The #1 cause of slow-loading pages is website images that are not optimized. If you compress your images, then you will see an improvement in your website page speed. That means better SEO rankings for the site! Here’s how you can optimize your images in two quick steps: Make sure the dimensions of your image (width X height) are no larger than the largest dimensions you show on the site. For example, if you know that your icons will be 100x100px, then don’t upload a 5000x5000px image as your icon. You can use whichever software you are the most comfortable with, but we recommend using Photoshop. Your images can have reasonable dimensions, but still be too large of a file size. Use an image compression service, like Imagify, to compress the file size of your images. This will ensure that fewer resources are used to load your page and that your page loads at lightning speed. If your client has a lot of images on their website, then focus on optimizing any repeating images first. These include: website logo, header images, profile photos, icons, and any graphics that are used in more than one place. After you have the repeating images taken care of, you can start working through the remaining images in your Media Library. You can also do a speed test using tools.pingdom.com to see exactly how much your image size is negatively impacting your client’s website(s). If you rather someone else handle this type of work for you, feel free to reach out to one of our SEO experts!

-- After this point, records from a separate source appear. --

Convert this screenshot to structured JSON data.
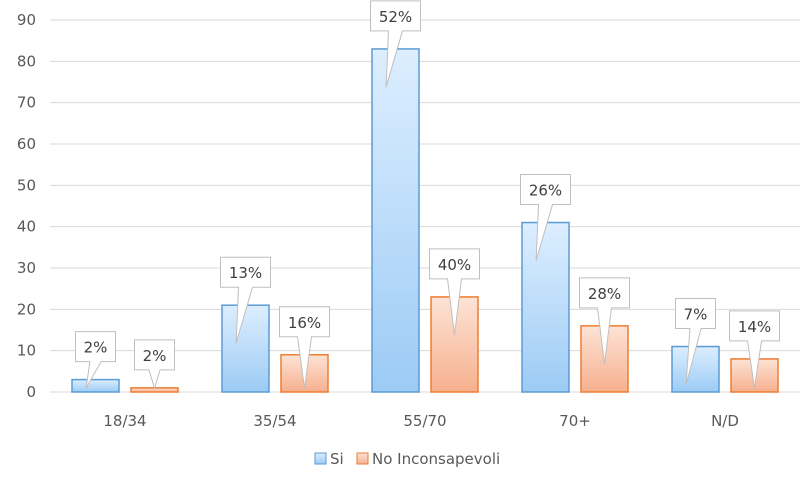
{
  "chart_data": {
    "type": "bar",
    "categories": [
      "18/34",
      "35/54",
      "55/70",
      "70+",
      "N/D"
    ],
    "series": [
      {
        "name": "Si",
        "values": [
          3,
          21,
          83,
          41,
          11
        ],
        "labels": [
          "2%",
          "13%",
          "52%",
          "26%",
          "7%"
        ]
      },
      {
        "name": "No Inconsapevoli",
        "values": [
          1,
          9,
          23,
          16,
          8
        ],
        "labels": [
          "2%",
          "16%",
          "40%",
          "28%",
          "14%"
        ]
      }
    ],
    "ylim": [
      0,
      90
    ],
    "yticks": [
      0,
      10,
      20,
      30,
      40,
      50,
      60,
      70,
      80,
      90
    ],
    "grid": true,
    "legend": "bottom",
    "colors": {
      "si_fill_top": "#ddeeff",
      "si_fill_bottom": "#9ccbf5",
      "si_border": "#5b9bd5",
      "no_fill_top": "#fde3d6",
      "no_fill_bottom": "#f6b08e",
      "no_border": "#ed7d31",
      "grid": "#d9d9d9",
      "callout_border": "#bfbfbf"
    }
  }
}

Every image on your website should have Alt Text. Write the Alt Text as if you were describing the image to a blind person. Use this description to include your Core Keyword, Secondary Keywords, and even Accessory Keyword as long as it sounds conversational. Why is this important? Because Alt Text is shown to visitors when the image can’t be displayed. Images won’t load for various reasons and it’s good to have a backup plan, just in case. It is also read to the visitors who are using a seeing-impaired web browser. Keep in mind that Google is extremely good at catching “keyword stuffing.” An example of Keyword Stuffing would be something like, “October Festival, oct fest, October fest, festival October, fall festival celebration.” It’s clear that someone is trying to rank for “October Festival” or some variation of it, but that isn’t helpful information to the visitor. Google will always prioritize content that is better for the visitor over content that is better for search engines. A good example of well written Alt Text might be, “A mother playing with her children at an October Festival celebration.” This Alt Text describes the image, includes the Core Keyword, and would make sense to a visitor if it was read to them by an ADA compliant web browser. It is worth spending the time to add Alt Text to your images. It usually only takes 1-2 minutes per image and it will boost your SEO rankings for each webpage that it’s applied to!